Are the Deficits Forever?
07
JAN
By Patrick J. Buchanan
“The success of a party means little except when the nation is using that party for a large and definite purpose,” said
Woodrow Wilson in his first inaugural. “No one can mistake the purpose for which the nation now seeks to use the
Democratic Party.”
As with Wilson’s Democrats in 1913, so it is with the Republican Party today. It has been called to power for the “large
and definite purpose” of halting the growth of government and putting the nation’s fiscal house in order. Whether it can
succeed is another matter.
While a visitor to Capitol Hill the day the gavel was passed from Nancy Pelosi to John Boehner could not miss the
confident enthusiasm of the new Republican class for the assignment history has given it, the balance of power in this city
weighs heavily against its success.
Consider. To bring the budget even close to balance in half a decade means cutting projected spending for Medicaid,
Medicare and Social Security. But any changes here have to be agreed to by Harry Reid’s Senate, and then by Barack
Obama, who has a veto that the House Republicans have not a prayer of overriding.
And as Obama showed at year’s end when he agreed to a two-year extension of George W. Bush’s tax cuts in return for
payroll tax cuts of his own and new unemployment benefits, the White House will exact a high price for Obama’s
signature.
As for cutting defense, if House Republicans have the kidney for that, they will have to overcome resistance from their
own neocons, hawks and lobbyists for the military-industrial complex who are former Republican members of Congress.
Will farm-belt Republicans go along with cuts in agricultural subsidies? Will bricks-and-mortar boys go along with cuts
in a federal highway program that is the legacy of GOP Rep. Bud Shuster of Pennsylvania?
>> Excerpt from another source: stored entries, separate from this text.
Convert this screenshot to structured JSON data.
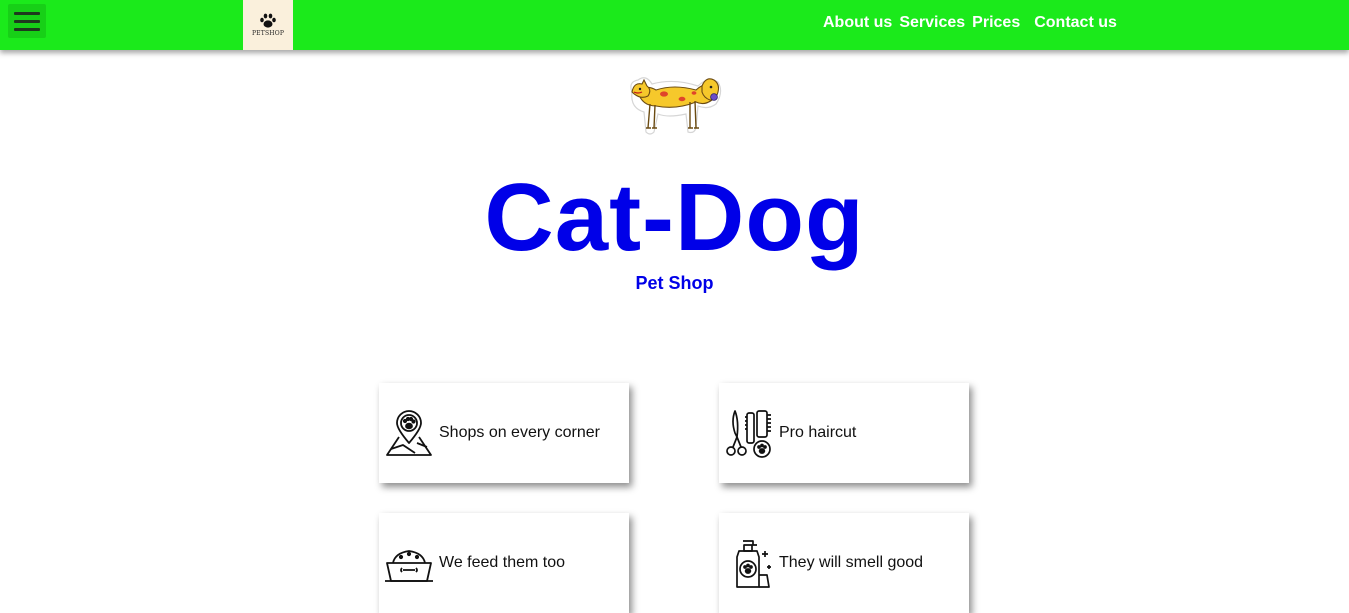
{
  "header": {
    "logo_text": "PETSHOP",
    "nav": {
      "about": "About us",
      "services": "Services",
      "prices": "Prices",
      "contact": "Contact us"
    }
  },
  "hero": {
    "title": "Cat-Dog",
    "subtitle": "Pet Shop"
  },
  "features": [
    {
      "label": "Shops on every corner",
      "icon": "map-pin-paw-icon"
    },
    {
      "label": "Pro haircut",
      "icon": "grooming-tools-icon"
    },
    {
      "label": "We feed them too",
      "icon": "food-bowl-icon"
    },
    {
      "label": "They will smell good",
      "icon": "pet-shampoo-icon"
    }
  ],
  "colors": {
    "header_bg": "#1bea1b",
    "title": "#0000e8",
    "nav_text": "#ffffff"
  }
}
The U.S. Chamber of Commerce and the Business Roundtable, who help finance the party, have programs inside that
$3.5 trillion federal budget they wish to see protected. Will a Republican House, most of whose senior members have
supped at their tables, bite the hand that holds the big envelopes?
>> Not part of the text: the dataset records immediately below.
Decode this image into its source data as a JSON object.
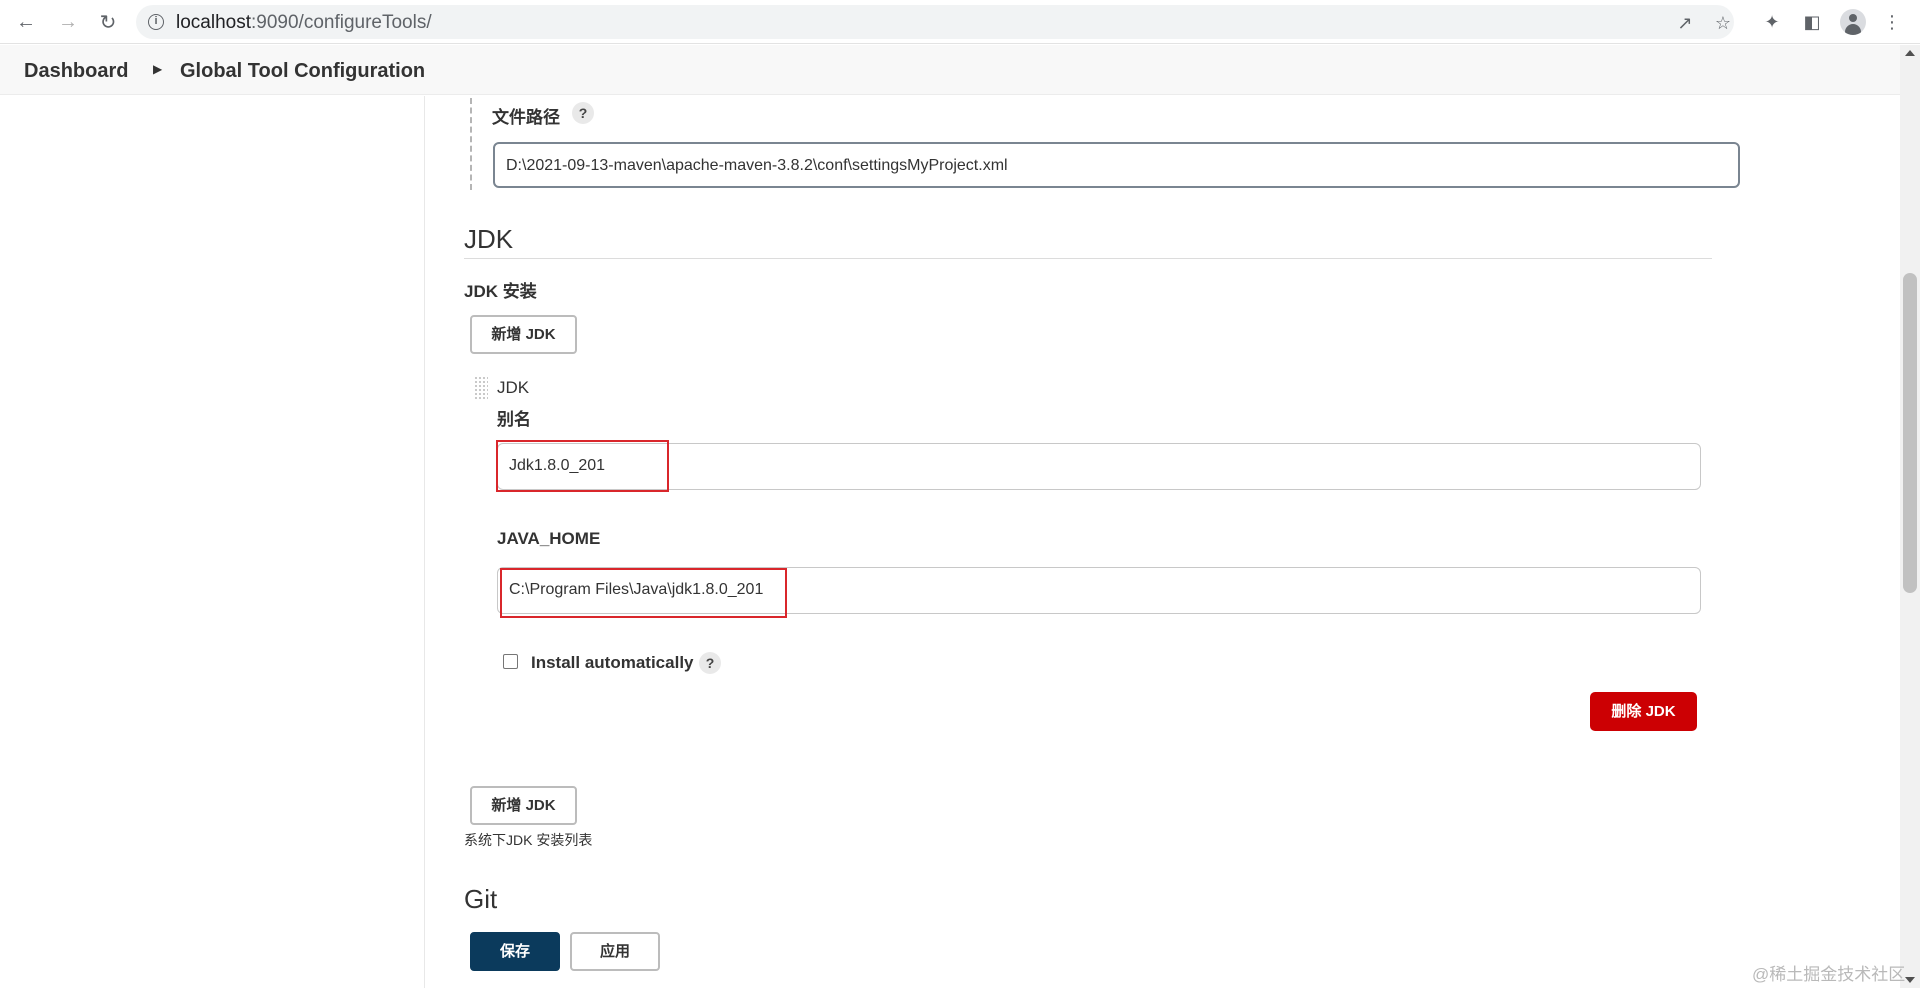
{
  "browser": {
    "url_host": "localhost",
    "url_path": ":9090/configureTools/"
  },
  "breadcrumb": {
    "items": [
      "Dashboard",
      "Global Tool Configuration"
    ]
  },
  "maven_settings": {
    "file_path_label": "文件路径",
    "file_path_value": "D:\\2021-09-13-maven\\apache-maven-3.8.2\\conf\\settingsMyProject.xml"
  },
  "jdk": {
    "section_title": "JDK",
    "installations_label": "JDK 安装",
    "add_button_label": "新增 JDK",
    "item_header": "JDK",
    "alias_label": "别名",
    "alias_value": "Jdk1.8.0_201",
    "java_home_label": "JAVA_HOME",
    "java_home_value": "C:\\Program Files\\Java\\jdk1.8.0_201",
    "install_automatically_label": "Install automatically",
    "install_automatically_checked": false,
    "delete_button_label": "删除 JDK",
    "add_button_bottom_label": "新增 JDK",
    "list_description": "系统下JDK 安装列表"
  },
  "git": {
    "section_title": "Git"
  },
  "footer": {
    "save_label": "保存",
    "apply_label": "应用"
  },
  "watermark": "@稀土掘金技术社区",
  "help_glyph": "?",
  "colors": {
    "highlight": "#d9262b",
    "primary": "#0b3a5c",
    "danger": "#cc0003"
  }
}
And when it comes to cutting social programs — welfare, food stamps, the earned income tax credit, unemployment
insurance, Pell grants, housing subsidies — the party of Nancy Pelosi and Reid, unreconciled to its repudiation, with the
aid of the mainstream media, will paint the GOP as the hard right with hearts of titanium who deny the necessities of life
to the neediest while defending tax cuts for millionaires.
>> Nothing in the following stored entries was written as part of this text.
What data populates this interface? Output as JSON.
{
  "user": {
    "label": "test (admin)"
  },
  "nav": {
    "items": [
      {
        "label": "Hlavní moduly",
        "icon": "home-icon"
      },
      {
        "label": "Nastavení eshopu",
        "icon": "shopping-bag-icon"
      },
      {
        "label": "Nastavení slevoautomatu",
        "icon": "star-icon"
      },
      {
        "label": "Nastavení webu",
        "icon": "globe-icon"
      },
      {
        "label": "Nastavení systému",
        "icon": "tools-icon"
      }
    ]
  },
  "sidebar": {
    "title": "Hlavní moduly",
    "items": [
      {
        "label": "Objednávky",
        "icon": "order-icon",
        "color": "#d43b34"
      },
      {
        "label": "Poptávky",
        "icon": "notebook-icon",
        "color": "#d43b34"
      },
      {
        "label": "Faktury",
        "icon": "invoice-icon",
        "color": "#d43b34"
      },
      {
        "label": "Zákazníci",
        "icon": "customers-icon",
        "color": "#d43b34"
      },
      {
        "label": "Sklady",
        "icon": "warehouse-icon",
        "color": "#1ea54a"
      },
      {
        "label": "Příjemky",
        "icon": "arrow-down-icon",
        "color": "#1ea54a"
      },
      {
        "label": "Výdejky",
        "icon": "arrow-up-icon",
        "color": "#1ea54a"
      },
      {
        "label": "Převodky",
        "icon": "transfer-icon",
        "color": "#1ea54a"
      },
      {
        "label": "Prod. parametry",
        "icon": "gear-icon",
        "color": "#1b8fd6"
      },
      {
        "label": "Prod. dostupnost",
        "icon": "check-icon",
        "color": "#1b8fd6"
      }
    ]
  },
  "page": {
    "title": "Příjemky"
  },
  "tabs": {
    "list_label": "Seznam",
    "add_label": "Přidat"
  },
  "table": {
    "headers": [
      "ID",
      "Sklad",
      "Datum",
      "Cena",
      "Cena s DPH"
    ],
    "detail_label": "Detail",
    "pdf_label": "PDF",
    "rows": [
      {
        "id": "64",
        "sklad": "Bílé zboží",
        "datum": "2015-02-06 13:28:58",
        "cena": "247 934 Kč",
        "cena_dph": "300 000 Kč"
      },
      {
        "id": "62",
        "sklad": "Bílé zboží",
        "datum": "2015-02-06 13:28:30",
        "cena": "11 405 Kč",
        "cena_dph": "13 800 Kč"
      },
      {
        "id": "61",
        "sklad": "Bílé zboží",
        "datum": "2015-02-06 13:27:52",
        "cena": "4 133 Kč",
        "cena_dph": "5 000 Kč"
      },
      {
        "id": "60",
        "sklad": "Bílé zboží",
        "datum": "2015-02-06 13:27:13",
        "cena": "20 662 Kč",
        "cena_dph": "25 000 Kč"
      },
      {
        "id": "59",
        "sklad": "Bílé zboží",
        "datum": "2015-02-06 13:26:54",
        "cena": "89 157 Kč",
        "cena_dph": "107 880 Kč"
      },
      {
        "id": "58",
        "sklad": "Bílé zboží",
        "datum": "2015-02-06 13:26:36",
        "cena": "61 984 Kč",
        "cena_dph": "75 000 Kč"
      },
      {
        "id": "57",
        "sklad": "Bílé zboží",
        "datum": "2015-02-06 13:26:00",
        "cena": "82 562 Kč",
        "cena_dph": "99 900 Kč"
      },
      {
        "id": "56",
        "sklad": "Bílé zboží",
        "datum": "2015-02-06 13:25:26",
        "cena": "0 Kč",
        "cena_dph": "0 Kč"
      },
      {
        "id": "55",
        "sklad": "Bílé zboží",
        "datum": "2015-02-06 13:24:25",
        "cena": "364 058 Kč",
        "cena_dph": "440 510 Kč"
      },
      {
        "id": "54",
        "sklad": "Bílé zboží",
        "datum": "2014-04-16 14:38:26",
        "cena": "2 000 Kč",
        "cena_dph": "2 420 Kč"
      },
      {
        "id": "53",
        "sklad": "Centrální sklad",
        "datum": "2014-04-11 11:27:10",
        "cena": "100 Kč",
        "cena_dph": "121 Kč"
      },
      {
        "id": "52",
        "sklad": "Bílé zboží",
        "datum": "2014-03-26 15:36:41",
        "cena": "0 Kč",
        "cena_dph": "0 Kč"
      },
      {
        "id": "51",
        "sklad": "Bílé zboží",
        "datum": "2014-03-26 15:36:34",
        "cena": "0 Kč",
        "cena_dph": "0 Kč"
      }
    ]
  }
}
Can the party stand the heat, or will it get out of the kitchen?
While Republicans in 2008 seemed to accept defeat as the just desserts of their own failings, the Democratic left acts as
though it were cheated of power by an unscrupulous enemy. As Republicans and their families were celebrating in the
Capitol, they were being roundly cursed on cable TV by Democrats and their allies.
This is not to counsel despair. It is to suggest that the true conservatives and Tea Party true believers who gave the GOP
its victory in November have won a single major engagement in a long war whose outcome remains very much in doubt.
After all, FDR’s New Deal was never repealed. It was confirmed by President Eisenhower. Lyndon Johnson’s Great
Society was never repealed. It was consolidated by Richard Nixon. Even Ronald Reagan conceded that he had failed to
control federal spending, though he cut taxes and regulations. Then came Bush I and Bush II, both of whom were, in Fred
Barnes’ description, “Big Government Conservatives.”
The federal government now spends close to 25 percent of the entire economy, a share not equaled since World War II,
while the feds collect around 15 percent of gross domestic product in taxes.
Looking back over history, the growth of government seems inexorable, almost unstoppable. And, invariably, it is has
been crises that bring it about.
World War I brought a vast expansion of government. But after Wilson’s war, the country turned to Republicans Warren
Harding and Cal Coolidge, who cut income taxes and government back to where it consumed, when Silent Cal went
home, about 3 percent of the gross national product.
The Depression, the New Deal and World War II led to the permanent expansion of government. And the postwar cuts in
government never took it back to prewar levels, for the Cold War was suddenly upon us.
The end of the Cold War brought defense cuts, a peace dividend and balanced budgets under Bill Clinton and a
Republican Congress, but Bush II and the neocons took care of that, with trillion-dollar tax cuts, trillion-dollar wars and
trillion-dollar expansions in domestic spending.
Where, then, is the hope? It is here:
As Boehner put it, we can’t kick the can up the road anymore, because we’ve come to the end of the road. Like Greece
and Portugal, Ireland and Illinois, New York and New Jersey, we have arrived at Hotel California.